Validation and verification activities for automated driving is using a mix of various ingredients such as closed-loop simulations for model-in-the-loop (MIL), software-in-the-loop (SIL), processor-in-the-loop (PIL), or hardware-in-the-loop (HIL), open-loop approaches based on replaying previously recorded sensor and vehicle data, systematic experimentation on proving grounds, and field monitoring on prototypical vehicles; the latter may even be realized as part of controlled A/B experimentation with inert software that is running next to production software. Defining the right mix of all aforementioned approaches is an engineering challenge, while the systematic quantification of the “fidelity gap” between pure virtual testing in simulation and controlled experiments on proving grounds with the real sensors and the real vehicle is still a challenge from the theoretical perspective for academia. This project will address the “fidelty gap” challenge to identify methodogical approaches to guide how to better quantifiably transfer and interpret results from pure virtual testing for real settings.
Our proposal ASPECT from the team Volvo Autonomous Solutions, GU, BTH, Ericsson, Telia, and Voysys received funding from Vinnova call.

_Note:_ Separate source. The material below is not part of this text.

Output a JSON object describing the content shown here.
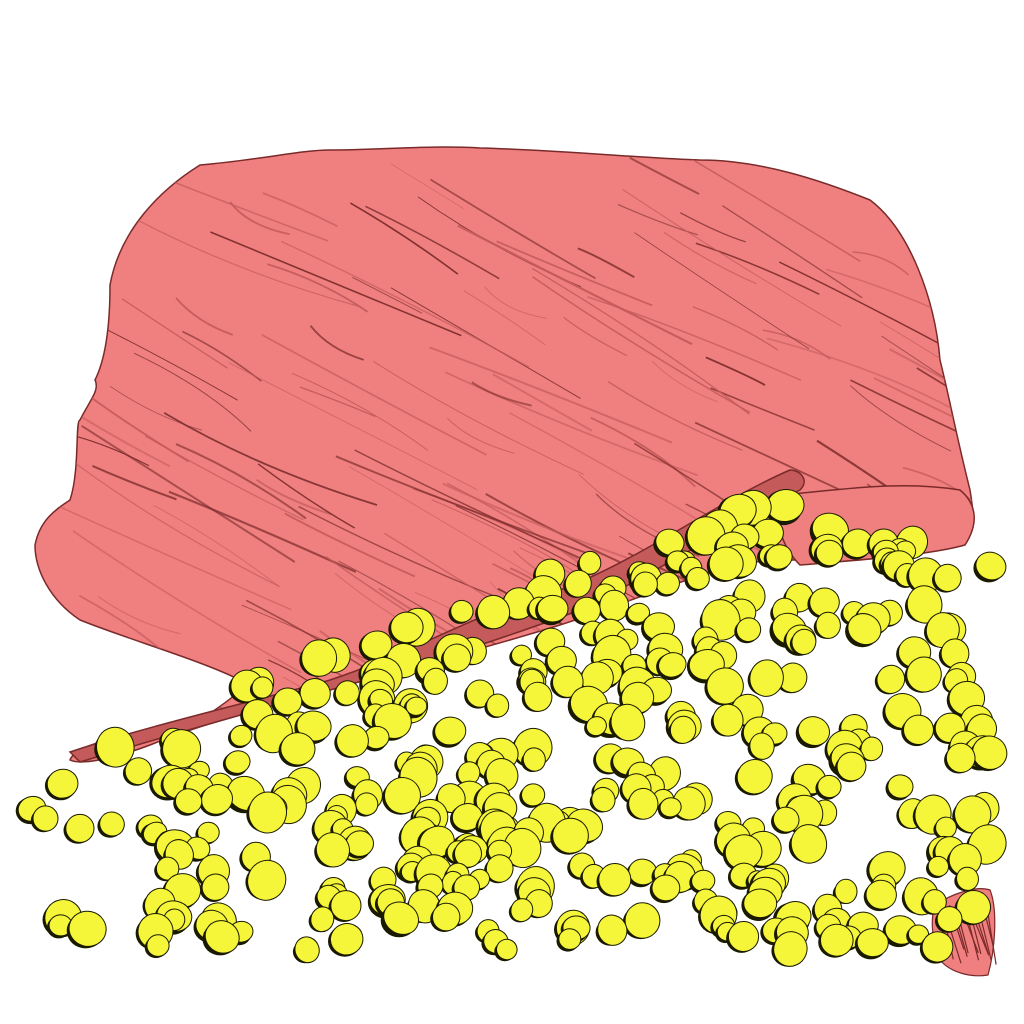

The project ASPECT aims to design a system of electrified machines in a confined area. Together with partners in the project, we combine automotive and digital technologies to enable digitalized and energy optimized solutions for a site. Furthermore, the target is to create a testbed for a digital infrastructure for the system, a method to identify and evaluate requirements of the infrastructure for electrified machines, and virtual models for energy optimization.
Our proposal ASSERTED from the team Volvo Cars and Chalmers received funding from Vinnova call.

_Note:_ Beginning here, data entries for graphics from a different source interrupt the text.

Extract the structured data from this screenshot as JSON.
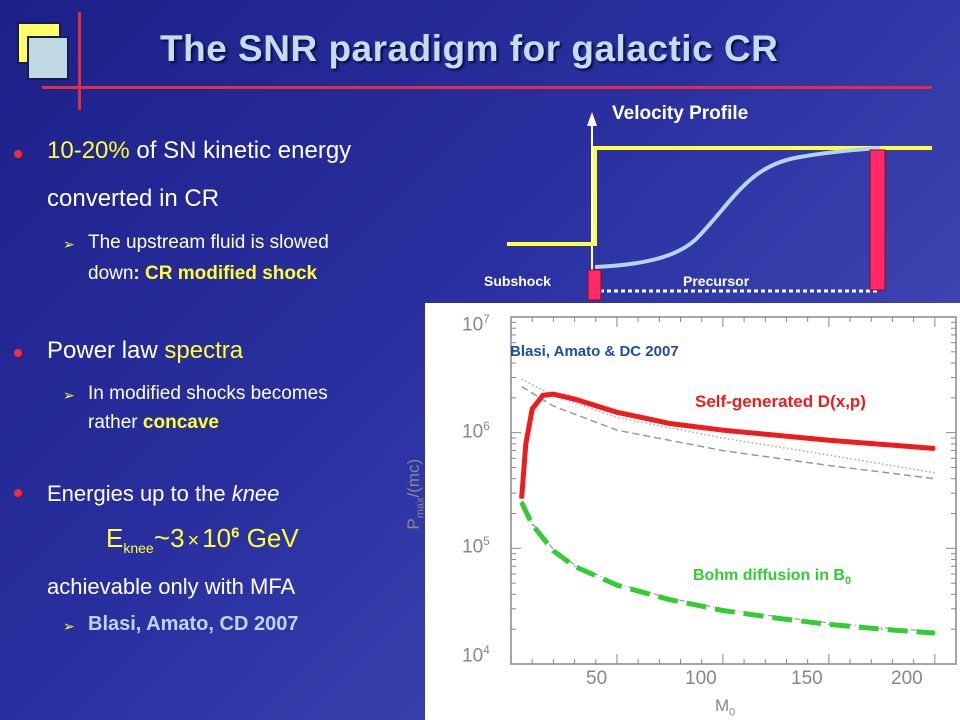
{
  "title": "The SNR paradigm for galactic CR",
  "bullets": {
    "b1_pct": "10-20%",
    "b1_rest": " of SN kinetic energy",
    "b1_line2": "converted in CR",
    "b1_sub_line1": "The upstream fluid is slowed",
    "b1_sub_line2a": "down",
    "b1_sub_line2b": ": CR modified shock",
    "b2_a": "Power law ",
    "b2_b": "spectra",
    "b2_sub_line1": "In modified shocks becomes",
    "b2_sub_line2a": "rather ",
    "b2_sub_line2b": "concave",
    "b3_a": "Energies up to the ",
    "b3_b": "knee",
    "formula_e": "E",
    "formula_sub": "knee",
    "formula_sim": "~",
    "formula_mid": "3",
    "formula_times": "×",
    "formula_ten": "10",
    "formula_exp": "6",
    "formula_unit": " GeV",
    "b3_line3": "achievable only with MFA",
    "b3_sub": "Blasi, Amato, CD 2007"
  },
  "velocity_profile": {
    "title": "Velocity Profile",
    "subshock_label": "Subshock",
    "precursor_label": "Precursor"
  },
  "plot": {
    "citation": "Blasi, Amato & DC 2007",
    "self_generated_label": "Self-generated D(x,p)",
    "bohm_label": "Bohm diffusion in B",
    "bohm_sub": "0",
    "y_axis_label": "P_max/(mc)",
    "x_axis_label": "M_0",
    "x_ticks": [
      "50",
      "100",
      "150",
      "200"
    ],
    "y_ticks_base": [
      "10",
      "10",
      "10",
      "10"
    ],
    "y_ticks_exp": [
      "7",
      "6",
      "5",
      "4"
    ],
    "colors": {
      "red": "#ee1c1c",
      "green": "#33cc33",
      "blue": "#1f4da0"
    }
  },
  "chart_data": {
    "type": "line",
    "xlabel": "M_0",
    "ylabel": "P_max/(mc)",
    "xlim": [
      0,
      210
    ],
    "ylim": [
      10000,
      10000000
    ],
    "yscale": "log",
    "series": [
      {
        "name": "Self-generated D(x,p)",
        "x": [
          5,
          7,
          10,
          15,
          20,
          30,
          50,
          75,
          100,
          150,
          200
        ],
        "y": [
          270000,
          800000,
          1600000,
          2100000,
          2150000,
          1950000,
          1500000,
          1200000,
          1050000,
          860000,
          730000
        ]
      },
      {
        "name": "Bohm diffusion in B_0",
        "x": [
          5,
          10,
          20,
          30,
          50,
          75,
          100,
          125,
          150,
          175,
          200
        ],
        "y": [
          250000,
          160000,
          95000,
          70000,
          48000,
          36000,
          29000,
          25000,
          22000,
          20000,
          18500
        ]
      }
    ]
  }
}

Software for self-driving vehicles needs to be designed and maintained in a way that allows to be improved based on findings and insights from continuous field observations–however, in a safe, secure, and traceable manner. The research goal this Vinnova FFI-funded research project is to explore methods for coping better with safety of autonomous driving in continuous development and deployment processes. The goal is to understand how the safety argumentation of autonomous driving needs to be adapted to this new context and what methodological and technical solutions can tackle the identified challenges at the scale of an automotive OEM.
Our proposal SHAPE-IT from the team Chalmers, GU, TU Delft, University of Leeds, University of Ulm, and TU Munich received funding from European Union’s Horizon 2020 under the Marie Skłodowska-Curie grant agreement 860410.
The overall goal of SHAPE-IT is to enable rapid and reliable development of safe and user-centered automated vehicles for urban environments. The main objective of SHAPE-IT is to facilitate the safe, acceptable integration of user-centered and transparent automated vehicles into tomorrow’s mixed urban traffic environments, using both existing and new research methods, designing advanced interfaces and control strategies. As AI is a core technology for automated vehicle development, this EU Horizon 2020-funded research network aims to integrate the knowledge of human factors with that of AI in automated vehicle development, reducing the gap between human-factors and AI scientists and automated vehicle software developers. The main educational aim of this project is to deliver a future generation of human factors researchers with an excellent multidisciplinary (cognitive and behavioural psychology, human factors, computer science, and engineering) education in human factors experimental and modelling methods, human-AV interaction, safety analysis and AV design.